2.      Rumusan Masalah
·  Bagaimana cara menghilangkan kesulitan?
·  Apa kaidah dasar yang digunakan untuk menghilangkan kesulitan?
·  Mengapa kesulitan harus dihilangkan?
3.     Tujuan  Penulisan
·  Untuk memenuhi tugas mata kuliah kaidah-kaidah fiqiyah.
·  Untuk memberikan wawasan kepada pembaca tentang bagaimana kesulitan dan dasar-dasar kaidah yang di gunakan.














BAB II
PEMBAHASAN
A.   Pengertian Al-Dharar
Darar artinya perbuatan yang menimbulkan mafsadat atau tindakan yang merugikan pihak lain. Adapun dhirar artinya saling membalas mudharat dengan mudharat lain yang dilakukan oleh kedua pihak.[1] Menurut sebagian pendapat, dharar berarti sebagai suatu bentuk tindakan yang memudharatkan pihak tetapi menguntungkan pihak yang melakukannya. Adapun dhirar adalah tindakan yang membahayakan orang lain dan tidak menguntungkan yang melakukannya.[2]
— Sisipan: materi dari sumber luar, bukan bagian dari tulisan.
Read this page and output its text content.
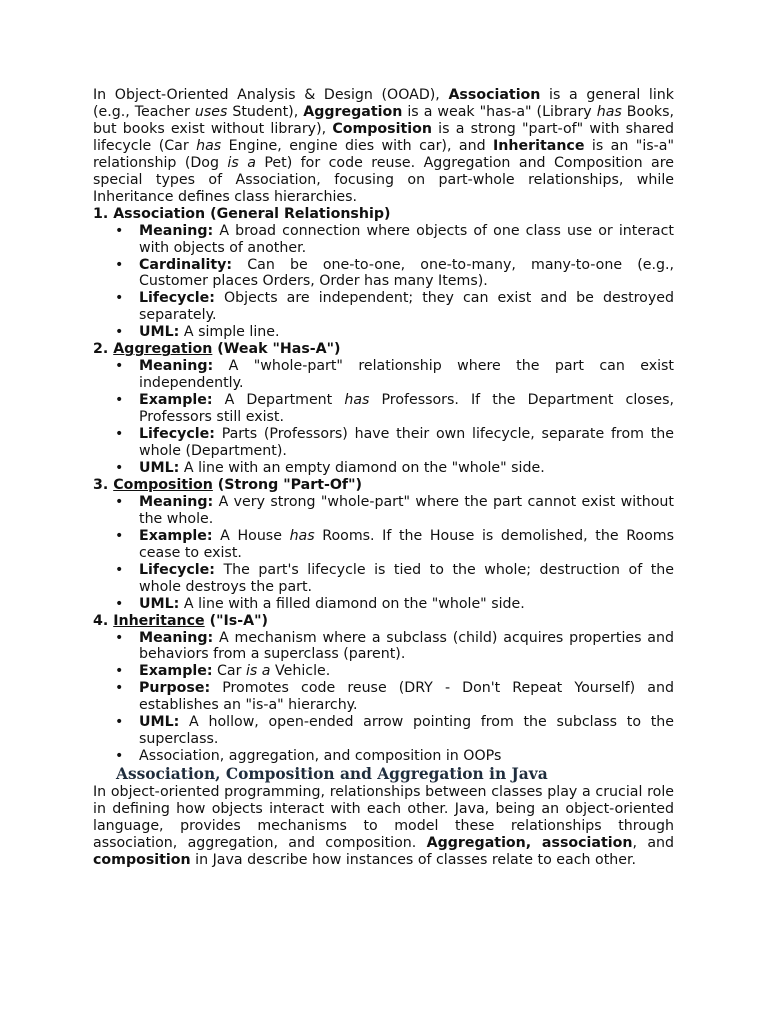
In Object-Oriented Analysis & Design (OOAD), Association is a general link (e.g., Teacher uses Student), Aggregation is a weak "has-a" (Library has Books, but books exist without library), Composition is a strong "part-of" with shared lifecycle (Car has Engine, engine dies with car), and Inheritance is an "is-a" relationship (Dog is a Pet) for code reuse. Aggregation and Composition are special types of Association, focusing on part-whole relationships, while Inheritance defines class hierarchies.

1. Association (General Relationship)
• Meaning: A broad connection where objects of one class use or interact with objects of another.
• Cardinality: Can be one-to-one, one-to-many, many-to-one (e.g., Customer places Orders, Order has many Items).
• Lifecycle: Objects are independent; they can exist and be destroyed separately.
• UML: A simple line.
2. Aggregation (Weak "Has-A")
• Meaning: A "whole-part" relationship where the part can exist independently.
• Example: A Department has Professors. If the Department closes, Professors still exist.
• Lifecycle: Parts (Professors) have their own lifecycle, separate from the whole (Department).
• UML: A line with an empty diamond on the "whole" side.
3. Composition (Strong "Part-Of")
• Meaning: A very strong "whole-part" where the part cannot exist without the whole.
• Example: A House has Rooms. If the House is demolished, the Rooms cease to exist.
• Lifecycle: The part's lifecycle is tied to the whole; destruction of the whole destroys the part.
• UML: A line with a filled diamond on the "whole" side.
4. Inheritance ("Is-A")
• Meaning: A mechanism where a subclass (child) acquires properties and behaviors from a superclass (parent).
• Example: Car is a Vehicle.
• Purpose: Promotes code reuse (DRY - Don't Repeat Yourself) and establishes an "is-a" hierarchy.
• UML: A hollow, open-ended arrow pointing from the subclass to the superclass.
• Association, aggregation, and composition in OOPs
Association, Composition and Aggregation in Java

In object-oriented programming, relationships between classes play a crucial role in defining how objects interact with each other. Java, being an object-oriented language, provides mechanisms to model these relationships through association, aggregation, and composition. Aggregation, association, and composition in Java describe how instances of classes relate to each other.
Ulama berbeda pendapat dalam memaknai kata al-dharar dan dhirar. Perbedaan tersebut dapat dilihat sebagi berikut:[3]
a)      Menurut Al-Khuraisi, al-dharar adalah sesuatu yang bermanfaat bagi dirinya tetapi menyulitkan orang lain yang ada disekitarnya.sedangkan al-dhirar adalah sesuatu yang tak ada manfaatnya bagi diri pelaku, dan juga menyulitkan orang lain yang ada disekitarnya.
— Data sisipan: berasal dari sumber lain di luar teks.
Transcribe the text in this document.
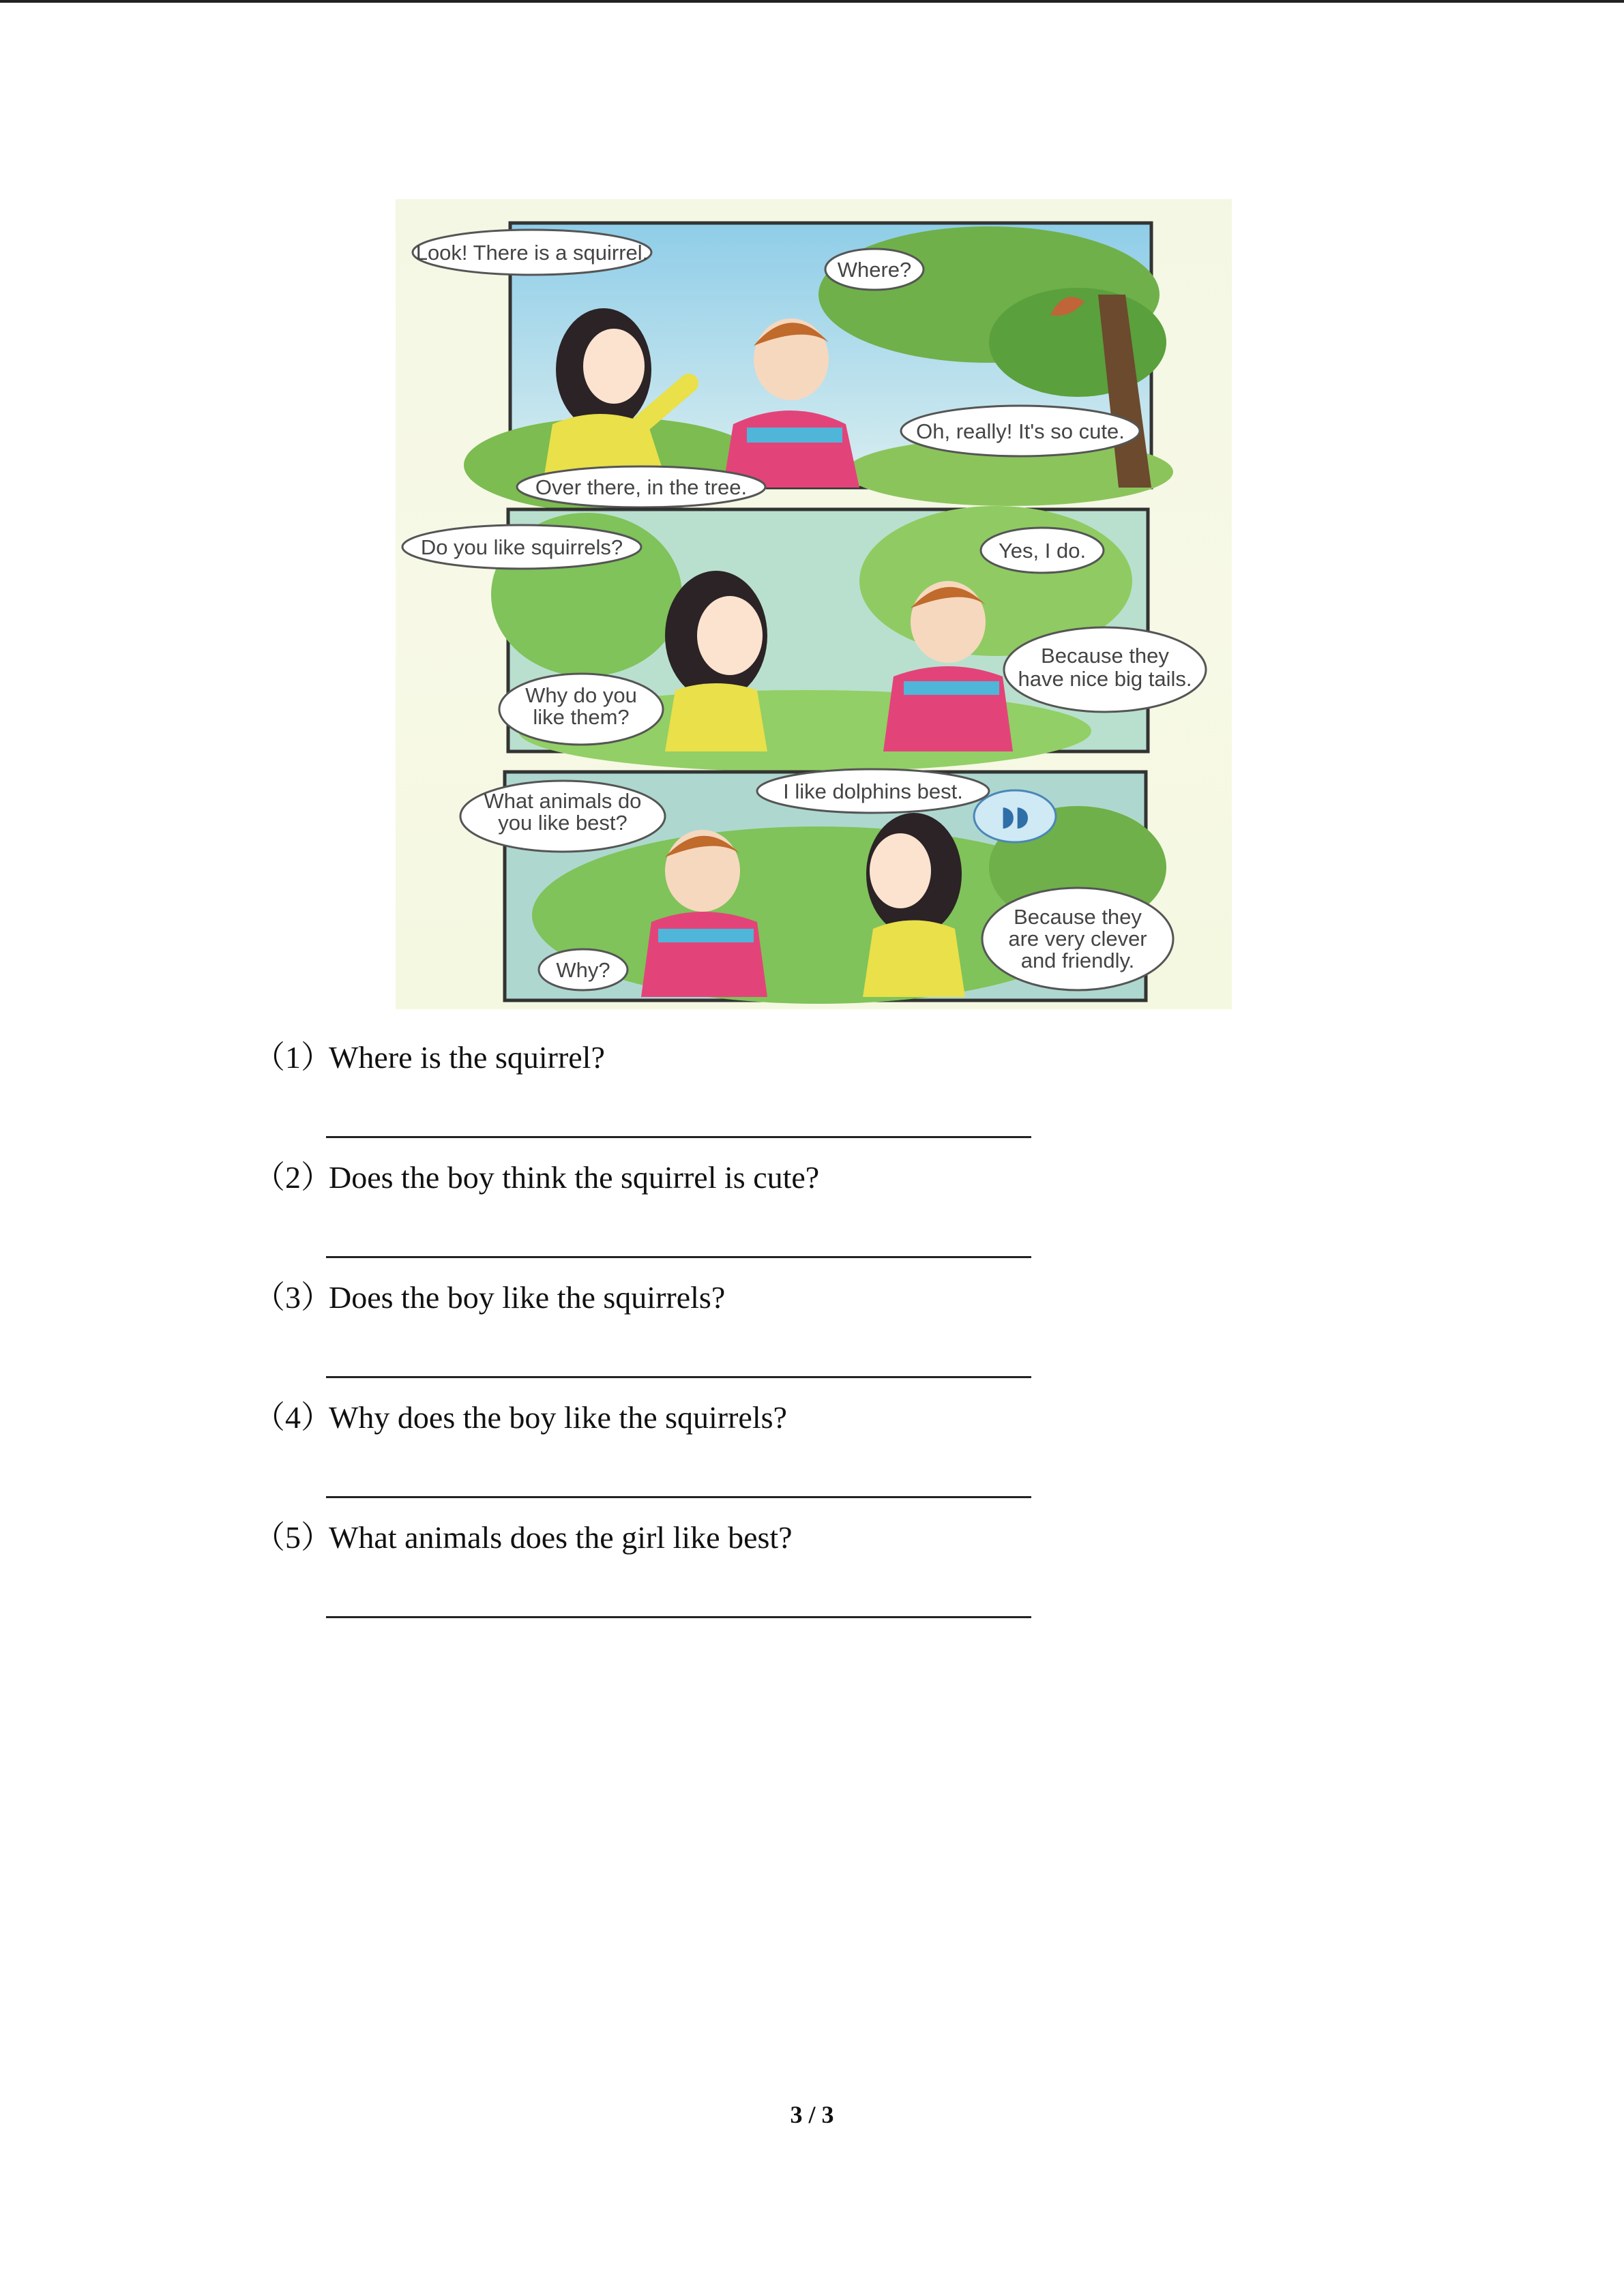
Look! There is a squirrel.
Where?
Oh, really! It's so cute.
Over there, in the tree.
Do you like squirrels?	Yes, I do.
Why do you
like them?
Because they
have nice big tails.
◗◗
What animals do
you like best?
I like dolphins best.
Why?
Because they
are very clever
and friendly.
（1）Where is the squirrel?
（2）Does the boy think the squirrel is cute?
（3）Does the boy like the squirrels?
（4）Why does the boy like the squirrels?
（5）What animals does the girl like best?
3 / 3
b)      Ibn Atsir dalam kitab al-nihayat, mengatakan bahwa arti la dharara adalah seseorang tidak menyulitkan saudaranya dan makna la dhirara adalah jangan menyulitkanorang lain dengan melampaui batas sehingga dirinya sendiri terkena kesulitan tersebut.
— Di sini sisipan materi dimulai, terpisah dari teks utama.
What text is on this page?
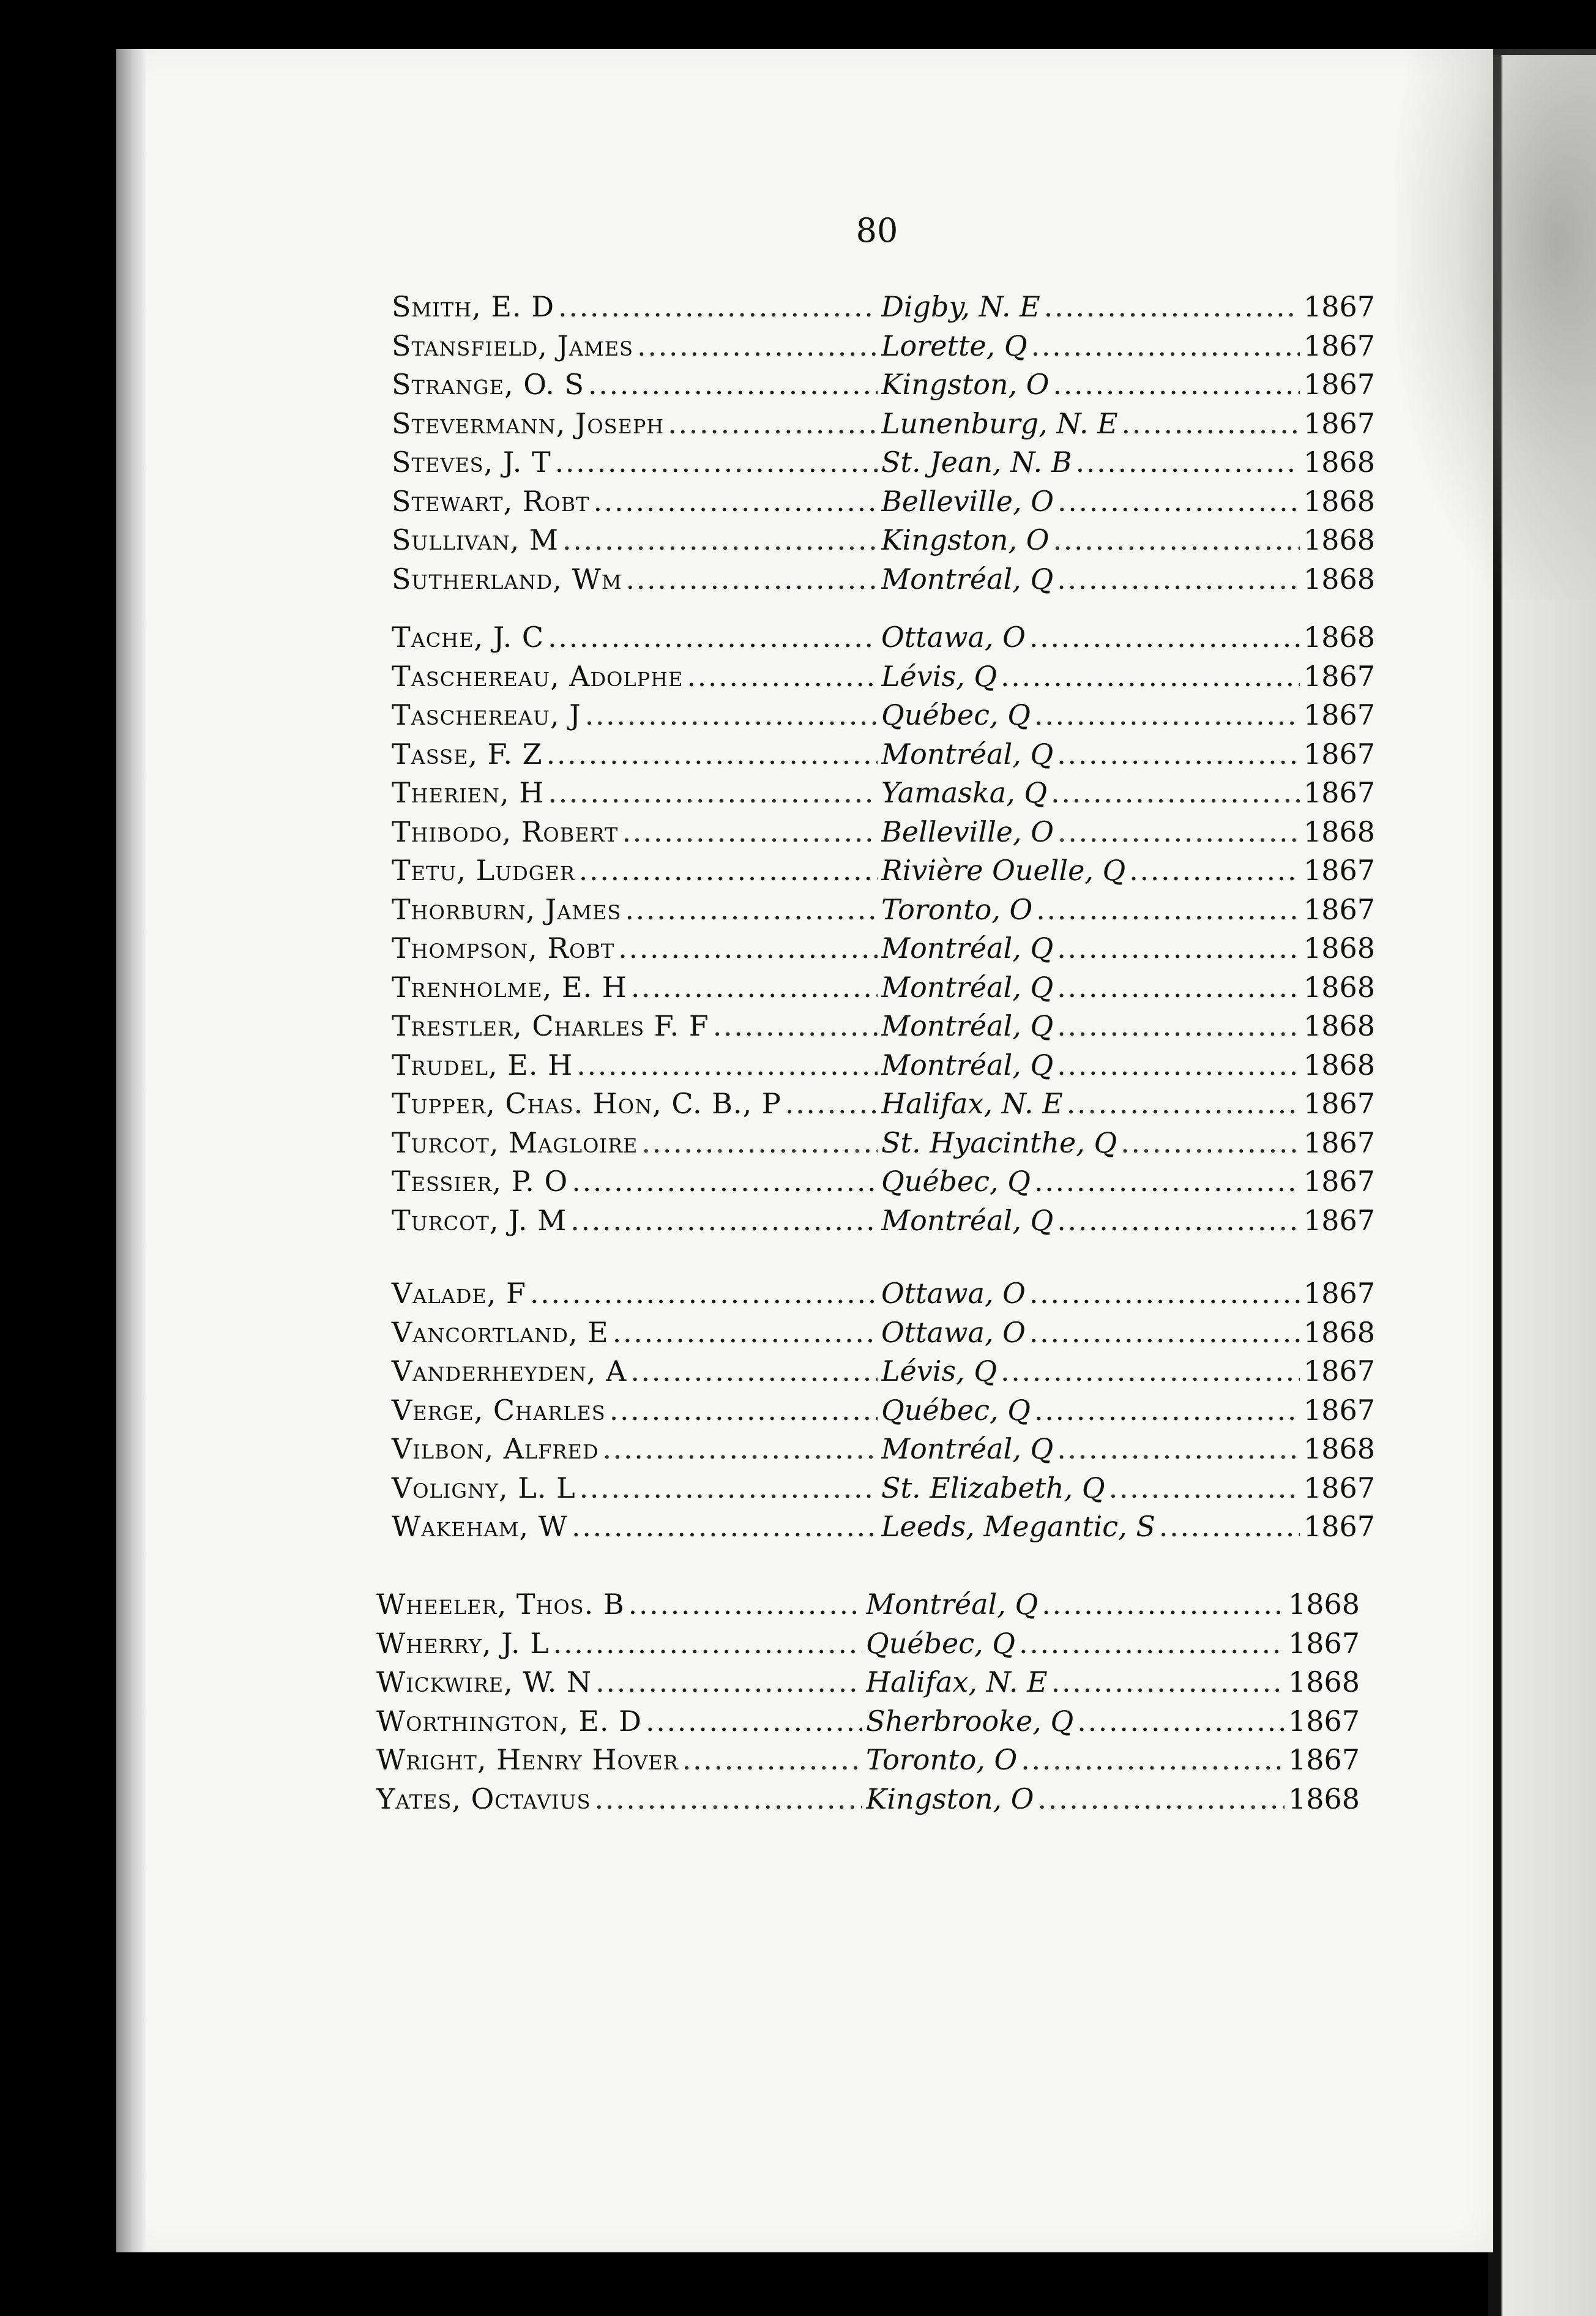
80
Smith, E. D . . .	Digby, N. E . . .	1867
Stansfield, James . . .	Lorette, Q . . .	1867
Strange, O. S . . .	Kingston, O . . .	1867
Stevermann, Joseph . . .	Lunenburg, N. E . . .	1867
Steves, J. T . . .	St. Jean, N. B . . .	1868
Stewart, Robt . . .	Belleville, O . . .	1868
Sullivan, M . . .	Kingston, O . . .	1868
Sutherland, Wm . . .	Montréal, Q . . .	1868
Tache, J. C . . .	Ottawa, O . . .	1868
Taschereau, Adolphe . . .	Lévis, Q . . .	1867
Taschereau, J . . .	Québec, Q . . .	1867
Tasse, F. Z . . .	Montréal, Q . . .	1867
Therien, H . . .	Yamaska, Q . . .	1867
Thibodo, Robert . . .	Belleville, O . . .	1868
Tetu, Ludger . . .	Rivière Ouelle, Q . . .	1867
Thorburn, James . . .	Toronto, O . . .	1867
Thompson, Robt . . .	Montréal, Q . . .	1868
Trenholme, E. H . . .	Montréal, Q . . .	1868
Trestler, Charles F. F . . .	Montréal, Q . . .	1868
Trudel, E. H . . .	Montréal, Q . . .	1868
Tupper, Chas. Hon, C. B., P . . .	Halifax, N. E . . .	1867
Turcot, Magloire . . .	St. Hyacinthe, Q . . .	1867
Tessier, P. O . . .	Québec, Q . . .	1867
Turcot, J. M . . .	Montréal, Q . . .	1867
Valade, F . . .	Ottawa, O . . .	1867
Vancortland, E . . .	Ottawa, O . . .	1868
Vanderheyden, A . . .	Lévis, Q . . .	1867
Verge, Charles . . .	Québec, Q . . .	1867
Vilbon, Alfred . . .	Montréal, Q . . .	1868
Voligny, L. L . . .	St. Elizabeth, Q . . .	1867
Wakeham, W . . .	Leeds, Megantic, S . . .	1867
Wheeler, Thos. B . . .	Montréal, Q . . .	1868
Wherry, J. L . . .	Québec, Q . . .	1867
Wickwire, W. N . . .	Halifax, N. E . . .	1868
Worthington, E. D . . .	Sherbrooke, Q . . .	1867
Wright, Henry Hover . . .	Toronto, O . . .	1867
Yates, Octavius . . .	Kingston, O . . .	1868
c)      Ulama lain mengatakan bahwa al-dharar adalah seseorang yang mempersulit orang lain yang orang tersebut tidak pernah mempersulit dirinya.sedangkan al-dhirar adalah perbuatan seseorang yang mempersulit orang lain yang orang tersebut pernah mempersulit dirinya dengan tidak bertujuan untuk melakukan permusuhan atau melakukan balas dendam. Kaidah fiqih yang dibentuk ulama’ dalam rangka mengeliminasi kesulitan adalah al-dhararu yuzaalu.
B.     Dasar-dasar kaidah
Seperti kaidah lainnya, kaidah ini, memiliki landasan atau dasar dari ayat al-qur’an dan sunnah. Allah SWT berfirman dalam QS. Al-baqarah ayat 231-232:[4] : "apabila kamu mentalak isteri-isterimu, lalu mereka mendekati akhir iddahnya, Maka rujukilah mereka dengan cara yang ma'ruf, atau ceraikanlah mereka dengan cara yang ma'ruf (pula). janganlah kamu rujuki mereka untuk memberi kemudharatan, karena dengan demikian kamu Menganiaya mereka
232. apabila kamu mentalak isteri-isterimu, lalu habis masa iddahnya, Maka janganlah kamu (para wali) menghalangi mereka kawin lagi dengan bakal suaminya."
Dua ayat diatas menunjukkan bahwa menyulitkan orang lain tidak boleh, begitu juga menyulitkan diri sendiri. Untuk melengkapin kaidah dasar, ulama menetapkan beberapa kaidah sbb:[5]
ü  Kemudharatan harus dihilangkan .
ü  Kemudharatan tidak dapat dihilangkan dengan kemudharatan yang sama.
ü  Kemudharatan dapat ditolak sesuai dengan kebutuhan.
ü  Apabila terjadi pertentangan antara dua mafsadat, maka yang harus yang harus dihindari adalah mafsadat yang lebih besar dengan mengorbankan  mafsadat yang lebih  kecil.
ü  Bahaya yang lebih besar dapat dihilangkan dengan bahaya yang lebih kecil.
ü  Menolak mfsadat adalah lebih utama dari pada menggapai kemaslahan.



v  Kaidah Pertama
“keterpaksaan membolehkan (seseorang melakukan) hal yang terlarang”[6]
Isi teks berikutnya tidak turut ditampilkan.